CStatic & Dynamic Linking

Static & Dynamic Linking

Once code is compiled into object files, it's often packaged into a library so it can be reused across multiple programs without recompiling it every time. C supports two fundamentally different kinds of libraries — static and dynamic (shared) — and understanding the trade-off between them matters for binary size, startup time, and how you ship updates.

Static Libraries

A static library (a .a file on Linux/macOS, .lib on Windows) is essentially a bundle of pre-compiled .o object files. When you link a program against a static library, the linker copies the needed code directly into your final executable. The result is a single, self-contained binary with no external dependency on that library at runtime.

Bash
# Create a static library from object files
gcc -c mathutils.c -o mathutils.o
ar rcs libmathutils.a mathutils.o

# Link a program against it statically
gcc main.c -L. -lmathutils -o program
Dynamic (Shared) Libraries

A dynamic or shared library (.so on Linux, .dylib on macOS, .dll on Windows) is not copied into the executable.
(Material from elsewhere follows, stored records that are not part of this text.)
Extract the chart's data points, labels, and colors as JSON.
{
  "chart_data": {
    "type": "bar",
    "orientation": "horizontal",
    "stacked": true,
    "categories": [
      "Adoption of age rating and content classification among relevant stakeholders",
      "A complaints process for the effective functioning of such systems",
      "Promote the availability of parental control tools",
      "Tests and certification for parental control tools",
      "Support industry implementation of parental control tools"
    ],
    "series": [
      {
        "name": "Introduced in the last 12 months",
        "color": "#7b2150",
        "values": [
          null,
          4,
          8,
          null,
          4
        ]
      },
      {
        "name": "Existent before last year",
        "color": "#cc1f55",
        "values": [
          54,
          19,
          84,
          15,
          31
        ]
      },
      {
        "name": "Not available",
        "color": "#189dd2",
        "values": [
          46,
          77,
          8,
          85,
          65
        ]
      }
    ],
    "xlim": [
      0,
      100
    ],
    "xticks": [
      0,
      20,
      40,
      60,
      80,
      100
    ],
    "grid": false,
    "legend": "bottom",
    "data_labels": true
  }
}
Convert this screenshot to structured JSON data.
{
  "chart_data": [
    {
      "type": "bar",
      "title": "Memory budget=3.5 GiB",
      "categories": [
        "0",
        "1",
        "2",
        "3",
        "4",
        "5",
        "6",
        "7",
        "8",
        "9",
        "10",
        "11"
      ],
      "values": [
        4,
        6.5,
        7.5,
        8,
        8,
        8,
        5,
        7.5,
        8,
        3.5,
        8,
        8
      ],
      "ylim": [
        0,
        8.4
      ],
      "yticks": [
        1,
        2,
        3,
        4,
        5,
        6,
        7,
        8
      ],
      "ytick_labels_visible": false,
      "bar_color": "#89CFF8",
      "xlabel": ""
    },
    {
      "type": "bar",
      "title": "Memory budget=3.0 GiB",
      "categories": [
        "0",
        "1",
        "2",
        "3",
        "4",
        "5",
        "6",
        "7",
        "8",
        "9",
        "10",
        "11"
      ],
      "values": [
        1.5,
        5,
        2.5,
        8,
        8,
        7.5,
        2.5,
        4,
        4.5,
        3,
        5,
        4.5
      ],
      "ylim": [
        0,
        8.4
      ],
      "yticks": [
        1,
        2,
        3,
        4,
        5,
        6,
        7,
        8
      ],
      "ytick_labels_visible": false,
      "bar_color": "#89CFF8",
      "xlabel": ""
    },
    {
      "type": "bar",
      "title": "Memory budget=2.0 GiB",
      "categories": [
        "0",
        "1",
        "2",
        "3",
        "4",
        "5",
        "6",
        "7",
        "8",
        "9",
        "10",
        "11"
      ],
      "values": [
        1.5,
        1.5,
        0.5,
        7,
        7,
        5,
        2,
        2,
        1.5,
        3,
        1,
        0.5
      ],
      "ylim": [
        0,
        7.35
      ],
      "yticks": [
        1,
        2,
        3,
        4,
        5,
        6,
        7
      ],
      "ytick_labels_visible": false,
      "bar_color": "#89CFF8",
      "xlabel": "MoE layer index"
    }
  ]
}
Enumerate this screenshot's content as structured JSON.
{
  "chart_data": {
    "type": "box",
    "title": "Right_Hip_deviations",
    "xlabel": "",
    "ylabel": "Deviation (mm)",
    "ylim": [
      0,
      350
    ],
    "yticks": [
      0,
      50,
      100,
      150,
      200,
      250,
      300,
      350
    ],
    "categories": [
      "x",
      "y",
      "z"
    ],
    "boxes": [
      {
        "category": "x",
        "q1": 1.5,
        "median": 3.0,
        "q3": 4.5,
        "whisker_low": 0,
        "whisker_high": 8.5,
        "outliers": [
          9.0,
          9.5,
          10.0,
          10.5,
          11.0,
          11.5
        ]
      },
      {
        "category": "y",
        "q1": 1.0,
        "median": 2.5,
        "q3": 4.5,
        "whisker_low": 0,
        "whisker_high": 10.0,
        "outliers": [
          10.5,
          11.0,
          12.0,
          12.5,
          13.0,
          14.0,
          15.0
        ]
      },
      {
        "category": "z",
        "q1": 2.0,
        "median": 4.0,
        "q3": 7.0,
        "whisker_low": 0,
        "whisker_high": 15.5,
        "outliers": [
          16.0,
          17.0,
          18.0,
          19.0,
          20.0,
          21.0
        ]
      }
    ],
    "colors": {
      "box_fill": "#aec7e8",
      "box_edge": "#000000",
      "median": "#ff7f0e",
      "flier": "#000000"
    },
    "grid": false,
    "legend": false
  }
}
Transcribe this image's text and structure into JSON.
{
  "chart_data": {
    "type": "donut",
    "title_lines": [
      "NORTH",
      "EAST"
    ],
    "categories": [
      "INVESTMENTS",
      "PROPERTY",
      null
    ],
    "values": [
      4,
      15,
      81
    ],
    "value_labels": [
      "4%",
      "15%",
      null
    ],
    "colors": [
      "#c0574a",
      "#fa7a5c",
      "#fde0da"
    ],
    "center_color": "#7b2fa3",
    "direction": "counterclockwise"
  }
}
Instead, the executable just records that it needs the library, and the operating system loads it into memory at runtime, when the program starts (or even later, if loaded on demand).

Bash
# Create a shared library (position-independent code is required)
gcc -c -fPIC mathutils.c -o mathutils.o
gcc -shared mathutils.o -o libmathutils.so

# Link a program against it dynamically
gcc main.c -L. -lmathutils -o program

# At runtime, the OS needs to find libmathutils.so, e.g.:
export LD_LIBRARY_PATH=.
./program
Static vs Dynamic: A Comparison

Aspect

Static linking

Dynamic linking

Binary size

Larger (library code is embedded)

Smaller (library stays external)

Startup time

Slightly faster (no library loading step)

Slightly slower (OS must locate/load the library)

Updating the library

Requires recompiling/relinking the executable

Replace the shared library file; the program picks it up automatically

Memory sharing

Each process gets its own copy of the code

Multiple processes can share one in-memory copy of the library

Deployment

Single self-contained binary, easy to distribute

Must ensure the correct shared library version is present on the target system

Choosing Between Them
  • Static linking is attractive when you want a single, portable binary with no external dependencies — common for command-line tools you hand out to people who may not have the right libraries installed.

  • Dynamic linking is attractive when many programs on a system share the same library (like the C standard library itself) — it saves disk space and memory, and lets you patch a security bug in the library without recompiling every program that uses it.

  • Most operating systems dynamically link the C standard library by default, even for programs you compile yourself, unless you explicitly request a fully static build.

Forcing a Fully Static Build

Bash
gcc main.c -static -o program
Note
On some systems, fully static linking against glibc is discouraged or unsupported for certain features (like DNS resolution via NSS), since glibc's own dynamic-loading tricks assume a dynamic environment. It works fine for simple, self-contained programs, but be aware it's not universally trouble-free.
Tip
The "DLL Hell" / shared-library-versioning problems that dynamic linking can introduce (needing exactly the right version of a `.so`/`.dll` present) are a large part of why container technologies like Docker became popular — they bundle a whole consistent set of shared libraries alongside the application.
Warning
When creating a shared library, remember to compile the object files with `-fPIC` (Position Independent Code). Without it, the resulting `.so` may fail to build correctly or behave unpredictably, since shared libraries need code that works no matter where in memory the loader places it.